Indeed, it is this same apathy and somnolence that allowed Tivoli Gardens to develop, conversely, as a state within a state – until it was brought to a head when Christopher Coke and his band of home-grown terrorists challenged the integrity of the Government in 2010. A VIGOROUS CAMPAIGN
While jackbooted military might could curb the deadly violence in St James, that will not be a panacea for the dysfunction that typifies many of the communities that serve as incubators for the killing machines. The law-abiding critical mass in Montego Bay and its environs must band together and give the Government and the security forces the help they need in bringing to heel a culture of violence. That will involve a vigorous campaign by civil society, including the Church, to encourage residents and business people to unveil the criminals, including their sponsors and facilitators who lurk in the shadows. Reveal what you know.

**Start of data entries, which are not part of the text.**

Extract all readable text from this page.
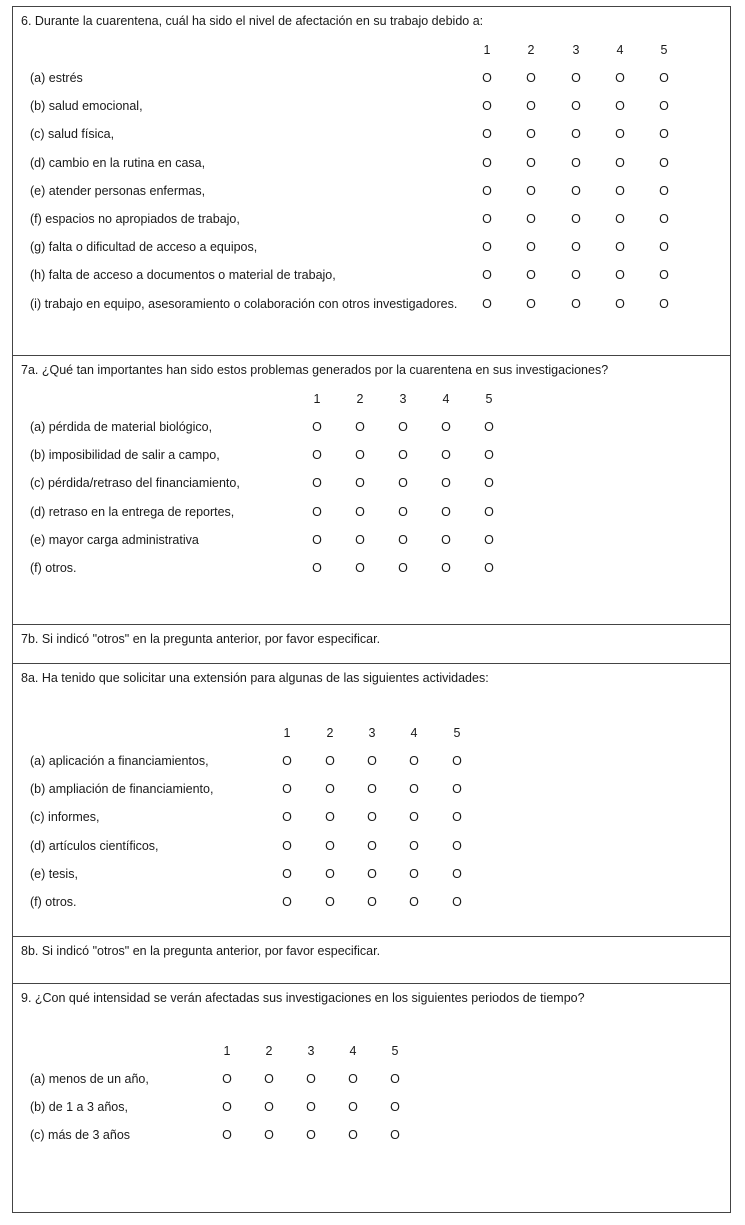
6. Durante la cuarentena, cuál ha sido el nivel de afectación en su trabajo debido a:
1	2	3	4	5
(a) estrés	O	O	O	O	O
(b) salud emocional,	O	O	O	O	O
(c) salud física,	O	O	O	O	O
(d) cambio en la rutina en casa,	O	O	O	O	O
(e) atender personas enfermas,	O	O	O	O	O
(f) espacios no apropiados de trabajo,	O	O	O	O	O
(g) falta o dificultad de acceso a equipos,	O	O	O	O	O
(h) falta de acceso a documentos o material de trabajo,	O	O	O	O	O
(i) trabajo en equipo, asesoramiento o colaboración con otros investigadores. O	O	O	O	O
7a. ¿Qué tan importantes han sido estos problemas generados por la cuarentena en sus investigaciones?
1	2	3	4	5
(a) pérdida de material biológico,	O	O	O	O	O
(b) imposibilidad de salir a campo,	O	O	O	O	O
(c) pérdida/retraso del financiamiento,	O	O	O	O	O
(d) retraso en la entrega de reportes,	O	O	O	O	O
(e) mayor carga administrativa	O	O	O	O	O
(f) otros.	O	O	O	O	O
7b. Si indicó "otros" en la pregunta anterior, por favor especificar.
8a. Ha tenido que solicitar una extensión para algunas de las siguientes actividades:
1	2	3	4	5
(a) aplicación a financiamientos,	O	O	O	O	O
(b) ampliación de financiamiento,	O	O	O	O	O
(c) informes,	O	O	O	O	O
(d) artículos científicos,	O	O	O	O	O
(e) tesis,	O	O	O	O	O
(f) otros.	O	O	O	O	O
8b. Si indicó "otros" en la pregunta anterior, por favor especificar.
9. ¿Con qué intensidad se verán afectadas sus investigaciones en los siguientes periodos de tiempo?
1	2	3	4	5
(a) menos de un año,	O	O	O	O	O
(b) de 1 a 3 años,	O	O	O	O	O
(c) más de 3 años	O	O	O	O	O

The Church, the acclaimed largest army of dogooders, should also partner with the security forces and welfare agencies in undertaking initiatives to resocialise neighbourhoods that have been acculturated. This will include sustained interfacing with mainly marginalised, poor, and unemployed folk, including welfare and workshops and other critical support on parenting and dispute resolution.
The business sector, too, has a role to play in complementing police-military action on the ground. Come forward with specific initiatives and tangible skill and empowerment programmes to reorient poor, young, black boys and men who are too often easy recruits to gangs.
The security forces should tighten the dragnet at bordering parishes to catch the fleeing perpetrators of evil, and the Government ought to enlist foreign help, if necessary, to put crime on a permanent retreat.
A comprehensive and multiplatform challenge to the purveyors of mayhem can reclaim St James from its murderous madness.